Il Nilo non vale l’Oriente Express. Sempre di assassinio si tratta, per la penna di Agatha Christie e per la regia di Kenneth Branagh, ma la seconda volta non vale la prima: Assassinio sul Nilo con ogni probabilità non bisserà i 352 milioni di dollari incassati nel mondo – 14 milioni e 637mila euro la munifica tranche italiana – da Assassinio sull’Orient Express a cavallo tra 2017 e 2018, e non c’entra solo la pandemia ma una sensibile diminuzione di scala, dal cast all’appeal, della rentrée.

Ecco, gli attori e le attrici: là avevamo, al seguito dei riconfermati Branagh quale Hercule Poirot e Tom Bateman Bouc, Penélope Cruz, Willem Dafoe, Judi Dench, Johnny Depp e Michelle Pfeiffer, qui Annette Bening, Russell Brand, Gal Gadot e – in quota disgrazia ancor più di Depp - Armie Hammer.  I nomi son quelli che sono, e se non bastasse si fa a gara di recitazione alimentare: svogliati, stracchi, opacissimi, malgrado il romanzo del 1937 che si adatta lavorasse sagacemente sul caos emotivo e sulle conseguenze letali dell’ossessione amorosa.

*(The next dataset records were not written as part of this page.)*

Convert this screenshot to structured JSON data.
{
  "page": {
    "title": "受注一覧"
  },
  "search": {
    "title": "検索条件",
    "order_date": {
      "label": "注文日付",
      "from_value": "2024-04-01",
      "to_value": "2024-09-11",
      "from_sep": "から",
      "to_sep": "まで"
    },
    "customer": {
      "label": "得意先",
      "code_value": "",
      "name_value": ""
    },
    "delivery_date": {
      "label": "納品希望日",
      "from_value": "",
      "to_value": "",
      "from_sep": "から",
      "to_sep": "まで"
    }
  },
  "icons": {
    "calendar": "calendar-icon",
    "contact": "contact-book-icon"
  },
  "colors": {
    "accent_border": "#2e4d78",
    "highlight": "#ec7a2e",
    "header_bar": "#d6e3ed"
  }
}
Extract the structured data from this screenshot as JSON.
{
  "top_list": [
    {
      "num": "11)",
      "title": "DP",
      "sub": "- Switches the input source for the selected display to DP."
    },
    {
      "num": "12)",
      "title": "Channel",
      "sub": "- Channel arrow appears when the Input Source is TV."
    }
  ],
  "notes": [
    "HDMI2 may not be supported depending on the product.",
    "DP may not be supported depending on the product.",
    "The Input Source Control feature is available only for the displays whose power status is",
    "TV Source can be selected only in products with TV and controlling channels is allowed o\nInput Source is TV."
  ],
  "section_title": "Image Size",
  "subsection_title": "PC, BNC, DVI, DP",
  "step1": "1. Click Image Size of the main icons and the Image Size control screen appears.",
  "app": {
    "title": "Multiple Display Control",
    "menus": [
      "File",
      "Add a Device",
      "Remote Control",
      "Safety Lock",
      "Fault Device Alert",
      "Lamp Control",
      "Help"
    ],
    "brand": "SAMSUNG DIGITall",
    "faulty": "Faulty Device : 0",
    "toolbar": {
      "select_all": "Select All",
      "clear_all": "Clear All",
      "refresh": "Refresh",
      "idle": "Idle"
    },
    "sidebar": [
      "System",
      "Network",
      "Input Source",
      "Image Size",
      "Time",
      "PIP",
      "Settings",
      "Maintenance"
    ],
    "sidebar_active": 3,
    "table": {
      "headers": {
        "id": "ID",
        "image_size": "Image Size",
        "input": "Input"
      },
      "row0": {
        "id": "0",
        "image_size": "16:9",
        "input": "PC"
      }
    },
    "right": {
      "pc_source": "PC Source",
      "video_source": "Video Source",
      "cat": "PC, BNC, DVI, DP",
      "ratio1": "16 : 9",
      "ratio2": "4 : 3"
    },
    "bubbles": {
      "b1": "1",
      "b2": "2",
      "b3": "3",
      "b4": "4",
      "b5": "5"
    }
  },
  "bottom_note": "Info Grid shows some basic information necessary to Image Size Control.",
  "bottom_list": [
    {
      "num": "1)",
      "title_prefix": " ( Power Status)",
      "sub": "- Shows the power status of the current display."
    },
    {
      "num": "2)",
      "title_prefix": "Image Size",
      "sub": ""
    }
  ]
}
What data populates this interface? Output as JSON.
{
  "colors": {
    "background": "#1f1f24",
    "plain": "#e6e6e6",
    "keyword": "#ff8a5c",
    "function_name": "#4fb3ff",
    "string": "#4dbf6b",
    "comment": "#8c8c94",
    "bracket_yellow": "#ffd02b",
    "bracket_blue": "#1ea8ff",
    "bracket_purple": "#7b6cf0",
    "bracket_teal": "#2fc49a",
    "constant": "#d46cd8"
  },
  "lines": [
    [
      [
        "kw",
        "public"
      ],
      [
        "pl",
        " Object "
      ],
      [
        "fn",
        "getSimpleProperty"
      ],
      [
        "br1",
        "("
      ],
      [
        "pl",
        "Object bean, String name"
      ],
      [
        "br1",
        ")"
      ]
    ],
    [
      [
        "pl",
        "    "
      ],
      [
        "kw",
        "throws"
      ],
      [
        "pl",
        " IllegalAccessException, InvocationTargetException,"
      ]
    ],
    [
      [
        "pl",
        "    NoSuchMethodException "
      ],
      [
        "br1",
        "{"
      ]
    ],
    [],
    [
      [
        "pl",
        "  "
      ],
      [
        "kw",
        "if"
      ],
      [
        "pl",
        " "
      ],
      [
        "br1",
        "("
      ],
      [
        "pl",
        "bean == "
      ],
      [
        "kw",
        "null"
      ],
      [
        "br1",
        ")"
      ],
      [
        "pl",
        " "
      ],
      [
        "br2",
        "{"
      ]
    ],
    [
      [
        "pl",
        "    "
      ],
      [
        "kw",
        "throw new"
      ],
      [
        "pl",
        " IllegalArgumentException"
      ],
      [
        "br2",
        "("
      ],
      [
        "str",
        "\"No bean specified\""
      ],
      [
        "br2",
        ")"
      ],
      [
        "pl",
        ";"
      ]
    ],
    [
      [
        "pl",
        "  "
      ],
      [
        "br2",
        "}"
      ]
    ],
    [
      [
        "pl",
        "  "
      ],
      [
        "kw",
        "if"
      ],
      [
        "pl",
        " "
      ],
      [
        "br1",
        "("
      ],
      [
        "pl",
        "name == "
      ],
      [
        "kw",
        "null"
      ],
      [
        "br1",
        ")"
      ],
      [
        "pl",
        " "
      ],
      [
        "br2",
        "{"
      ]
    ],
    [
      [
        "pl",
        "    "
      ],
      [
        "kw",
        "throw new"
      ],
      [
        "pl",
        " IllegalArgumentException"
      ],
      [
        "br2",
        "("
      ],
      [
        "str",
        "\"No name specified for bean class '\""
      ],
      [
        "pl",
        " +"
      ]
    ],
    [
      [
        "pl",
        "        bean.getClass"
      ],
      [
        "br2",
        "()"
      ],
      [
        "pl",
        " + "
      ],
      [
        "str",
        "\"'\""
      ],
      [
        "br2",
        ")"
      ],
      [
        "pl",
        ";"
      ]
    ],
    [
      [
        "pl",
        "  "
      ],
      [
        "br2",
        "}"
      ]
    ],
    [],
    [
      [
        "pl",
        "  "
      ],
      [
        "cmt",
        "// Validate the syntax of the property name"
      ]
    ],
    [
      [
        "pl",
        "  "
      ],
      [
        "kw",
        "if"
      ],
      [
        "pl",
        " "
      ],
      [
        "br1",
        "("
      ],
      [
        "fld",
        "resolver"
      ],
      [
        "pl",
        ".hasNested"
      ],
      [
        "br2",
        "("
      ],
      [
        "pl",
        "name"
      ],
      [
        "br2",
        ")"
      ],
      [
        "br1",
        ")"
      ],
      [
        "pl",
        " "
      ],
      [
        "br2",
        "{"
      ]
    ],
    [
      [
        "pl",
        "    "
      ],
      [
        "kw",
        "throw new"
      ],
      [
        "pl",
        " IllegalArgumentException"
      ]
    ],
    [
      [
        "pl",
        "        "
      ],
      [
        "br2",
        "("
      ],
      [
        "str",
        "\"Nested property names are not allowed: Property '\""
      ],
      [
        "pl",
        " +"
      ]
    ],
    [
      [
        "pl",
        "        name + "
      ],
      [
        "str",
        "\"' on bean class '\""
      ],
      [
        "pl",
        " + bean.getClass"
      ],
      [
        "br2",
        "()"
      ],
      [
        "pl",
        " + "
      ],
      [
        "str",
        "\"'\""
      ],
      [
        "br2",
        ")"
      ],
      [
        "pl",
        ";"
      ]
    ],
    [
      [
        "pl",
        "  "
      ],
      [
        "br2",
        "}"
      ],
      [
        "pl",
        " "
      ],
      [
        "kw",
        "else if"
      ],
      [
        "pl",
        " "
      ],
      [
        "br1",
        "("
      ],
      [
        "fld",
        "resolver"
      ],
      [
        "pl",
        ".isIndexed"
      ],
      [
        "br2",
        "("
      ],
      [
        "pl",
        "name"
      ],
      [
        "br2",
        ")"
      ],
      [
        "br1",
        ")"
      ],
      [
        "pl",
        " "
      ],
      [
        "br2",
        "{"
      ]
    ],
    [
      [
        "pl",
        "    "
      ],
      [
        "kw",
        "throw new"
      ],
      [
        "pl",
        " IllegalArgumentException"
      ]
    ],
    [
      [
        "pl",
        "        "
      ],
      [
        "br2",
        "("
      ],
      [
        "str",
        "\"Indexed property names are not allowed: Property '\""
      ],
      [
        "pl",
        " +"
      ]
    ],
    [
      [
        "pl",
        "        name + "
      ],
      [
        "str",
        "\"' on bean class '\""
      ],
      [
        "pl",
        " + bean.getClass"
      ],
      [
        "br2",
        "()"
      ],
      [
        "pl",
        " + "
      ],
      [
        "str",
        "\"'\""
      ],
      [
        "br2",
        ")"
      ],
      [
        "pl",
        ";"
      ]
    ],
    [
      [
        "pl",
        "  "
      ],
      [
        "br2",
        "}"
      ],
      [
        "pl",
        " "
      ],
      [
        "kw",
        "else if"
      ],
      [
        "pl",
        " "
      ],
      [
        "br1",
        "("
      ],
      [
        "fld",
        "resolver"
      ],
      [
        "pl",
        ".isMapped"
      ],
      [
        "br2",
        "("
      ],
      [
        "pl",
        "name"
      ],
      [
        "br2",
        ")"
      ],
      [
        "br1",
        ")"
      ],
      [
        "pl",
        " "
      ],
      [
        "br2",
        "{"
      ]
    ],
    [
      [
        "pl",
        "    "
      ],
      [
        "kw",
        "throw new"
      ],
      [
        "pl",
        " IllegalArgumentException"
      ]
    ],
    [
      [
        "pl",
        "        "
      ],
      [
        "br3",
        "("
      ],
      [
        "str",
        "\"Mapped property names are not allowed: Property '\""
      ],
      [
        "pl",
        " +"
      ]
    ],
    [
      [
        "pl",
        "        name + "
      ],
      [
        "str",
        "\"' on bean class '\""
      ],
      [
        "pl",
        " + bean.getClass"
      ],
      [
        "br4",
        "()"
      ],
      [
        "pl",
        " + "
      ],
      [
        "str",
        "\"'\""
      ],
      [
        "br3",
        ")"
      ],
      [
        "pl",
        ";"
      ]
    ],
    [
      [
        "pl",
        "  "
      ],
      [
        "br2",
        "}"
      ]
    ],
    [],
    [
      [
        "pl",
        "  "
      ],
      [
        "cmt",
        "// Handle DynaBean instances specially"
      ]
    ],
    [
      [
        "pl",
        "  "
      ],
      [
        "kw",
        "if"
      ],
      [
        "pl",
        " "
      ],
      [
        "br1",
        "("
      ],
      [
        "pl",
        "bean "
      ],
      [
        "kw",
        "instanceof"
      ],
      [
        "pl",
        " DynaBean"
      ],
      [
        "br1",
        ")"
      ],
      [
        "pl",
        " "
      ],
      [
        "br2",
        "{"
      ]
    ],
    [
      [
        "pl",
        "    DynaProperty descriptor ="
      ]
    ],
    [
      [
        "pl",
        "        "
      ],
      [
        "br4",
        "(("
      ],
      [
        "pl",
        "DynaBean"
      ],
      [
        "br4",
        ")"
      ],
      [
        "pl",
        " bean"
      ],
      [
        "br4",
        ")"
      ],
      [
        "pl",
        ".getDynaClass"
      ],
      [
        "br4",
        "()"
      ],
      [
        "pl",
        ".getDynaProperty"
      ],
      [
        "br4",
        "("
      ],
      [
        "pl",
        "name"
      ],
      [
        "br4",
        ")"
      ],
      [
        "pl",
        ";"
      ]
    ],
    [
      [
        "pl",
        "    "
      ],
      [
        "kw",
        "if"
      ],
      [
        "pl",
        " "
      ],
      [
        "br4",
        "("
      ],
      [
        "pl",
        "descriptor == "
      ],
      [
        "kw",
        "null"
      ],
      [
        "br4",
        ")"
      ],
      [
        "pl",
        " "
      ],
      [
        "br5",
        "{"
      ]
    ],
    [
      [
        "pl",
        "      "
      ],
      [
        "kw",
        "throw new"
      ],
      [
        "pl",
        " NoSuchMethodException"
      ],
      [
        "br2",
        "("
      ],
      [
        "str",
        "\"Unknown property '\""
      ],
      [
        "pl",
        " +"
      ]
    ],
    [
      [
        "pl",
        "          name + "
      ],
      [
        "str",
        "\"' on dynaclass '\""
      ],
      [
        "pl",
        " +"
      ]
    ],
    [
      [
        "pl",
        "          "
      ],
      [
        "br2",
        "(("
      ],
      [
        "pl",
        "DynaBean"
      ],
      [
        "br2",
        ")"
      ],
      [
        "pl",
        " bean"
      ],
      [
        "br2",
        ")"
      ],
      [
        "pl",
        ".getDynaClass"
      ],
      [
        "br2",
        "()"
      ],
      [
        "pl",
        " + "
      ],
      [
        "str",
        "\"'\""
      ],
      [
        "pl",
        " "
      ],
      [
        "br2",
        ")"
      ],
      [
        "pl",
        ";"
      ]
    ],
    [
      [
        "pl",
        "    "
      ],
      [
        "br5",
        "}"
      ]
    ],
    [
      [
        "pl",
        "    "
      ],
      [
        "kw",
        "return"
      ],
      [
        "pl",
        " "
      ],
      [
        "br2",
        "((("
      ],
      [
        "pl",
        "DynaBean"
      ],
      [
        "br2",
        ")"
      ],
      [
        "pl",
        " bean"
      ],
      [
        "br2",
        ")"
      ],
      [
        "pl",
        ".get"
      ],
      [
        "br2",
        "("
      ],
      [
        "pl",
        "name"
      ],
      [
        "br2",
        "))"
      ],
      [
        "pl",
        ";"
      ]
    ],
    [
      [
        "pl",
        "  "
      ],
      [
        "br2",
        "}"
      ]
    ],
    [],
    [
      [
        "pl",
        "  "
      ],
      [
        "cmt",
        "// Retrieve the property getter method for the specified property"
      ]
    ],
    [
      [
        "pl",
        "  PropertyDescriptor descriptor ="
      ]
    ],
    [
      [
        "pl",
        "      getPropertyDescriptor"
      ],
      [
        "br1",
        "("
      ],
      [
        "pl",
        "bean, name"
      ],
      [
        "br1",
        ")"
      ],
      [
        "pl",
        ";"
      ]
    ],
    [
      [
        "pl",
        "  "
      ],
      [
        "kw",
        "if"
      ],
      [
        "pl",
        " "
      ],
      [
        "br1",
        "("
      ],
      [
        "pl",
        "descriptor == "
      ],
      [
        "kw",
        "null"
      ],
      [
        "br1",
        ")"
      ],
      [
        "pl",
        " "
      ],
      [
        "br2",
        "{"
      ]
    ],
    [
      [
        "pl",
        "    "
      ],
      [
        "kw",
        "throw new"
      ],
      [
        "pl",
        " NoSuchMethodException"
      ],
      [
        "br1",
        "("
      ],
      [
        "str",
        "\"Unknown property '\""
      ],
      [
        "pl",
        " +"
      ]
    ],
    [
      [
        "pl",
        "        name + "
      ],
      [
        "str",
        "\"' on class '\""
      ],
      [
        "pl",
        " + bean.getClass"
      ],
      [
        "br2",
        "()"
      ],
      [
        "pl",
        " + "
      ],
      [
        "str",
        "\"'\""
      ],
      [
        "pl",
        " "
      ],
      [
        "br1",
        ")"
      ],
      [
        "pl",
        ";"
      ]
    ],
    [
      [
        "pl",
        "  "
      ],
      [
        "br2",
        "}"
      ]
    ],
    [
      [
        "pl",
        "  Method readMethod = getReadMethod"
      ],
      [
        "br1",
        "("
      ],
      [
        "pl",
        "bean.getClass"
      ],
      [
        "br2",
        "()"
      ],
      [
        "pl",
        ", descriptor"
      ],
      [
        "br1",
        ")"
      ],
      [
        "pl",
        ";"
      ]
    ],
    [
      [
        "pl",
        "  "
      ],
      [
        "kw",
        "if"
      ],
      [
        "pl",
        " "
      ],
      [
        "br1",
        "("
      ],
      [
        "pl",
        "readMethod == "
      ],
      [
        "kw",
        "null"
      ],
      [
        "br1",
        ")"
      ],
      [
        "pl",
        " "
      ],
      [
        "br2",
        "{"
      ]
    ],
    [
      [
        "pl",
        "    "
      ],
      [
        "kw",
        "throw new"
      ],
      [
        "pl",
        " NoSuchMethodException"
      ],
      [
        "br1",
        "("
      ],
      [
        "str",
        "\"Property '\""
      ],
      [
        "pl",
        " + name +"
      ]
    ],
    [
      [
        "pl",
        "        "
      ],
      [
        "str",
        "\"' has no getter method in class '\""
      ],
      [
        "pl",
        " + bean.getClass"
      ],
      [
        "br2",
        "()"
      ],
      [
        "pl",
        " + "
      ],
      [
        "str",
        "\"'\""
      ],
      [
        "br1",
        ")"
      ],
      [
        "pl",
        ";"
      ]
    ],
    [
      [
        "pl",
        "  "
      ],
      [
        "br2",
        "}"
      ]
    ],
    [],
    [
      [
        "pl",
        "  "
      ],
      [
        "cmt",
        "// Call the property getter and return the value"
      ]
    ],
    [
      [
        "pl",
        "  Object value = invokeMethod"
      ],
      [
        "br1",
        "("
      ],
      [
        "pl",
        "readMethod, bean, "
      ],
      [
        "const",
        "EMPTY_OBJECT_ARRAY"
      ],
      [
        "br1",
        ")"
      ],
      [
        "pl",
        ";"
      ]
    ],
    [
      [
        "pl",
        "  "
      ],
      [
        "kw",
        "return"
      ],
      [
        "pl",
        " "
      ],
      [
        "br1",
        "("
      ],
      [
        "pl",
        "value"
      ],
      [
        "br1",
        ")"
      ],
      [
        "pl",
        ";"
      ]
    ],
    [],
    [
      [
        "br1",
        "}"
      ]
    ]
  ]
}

Molto Nilo per nulla, peraltro spurio, dislocato e ricostruito in CGI (tremenda!) come il tempio di Abu Simbel e compagnia egizia, sicché la vacanza in Egitto dell’investigatore belga Hercule Poirot a bordo di un elegante battello a vapore imbarca acqua più che suspense, noia più che curiosità, castigo – il nostro – più che delitti. Girato con cinepresa 65mm Panavision alla fine del 2019, è troppo recente per essere vintage e troppo stantio per essere nuovo: metteteci che il libro è notorio, ed ecco, quale senso dovremmo trovare nell’idillio di Linnet Ridgeway (Gadot) e Simon Doyle (Ammer)?

Branagh ha preso il libro della Christie, e s’è persuaso come Renato Zero: “ma il triangolo io lo rifarei...”, purtroppo per noi. Diorama sul Nilo.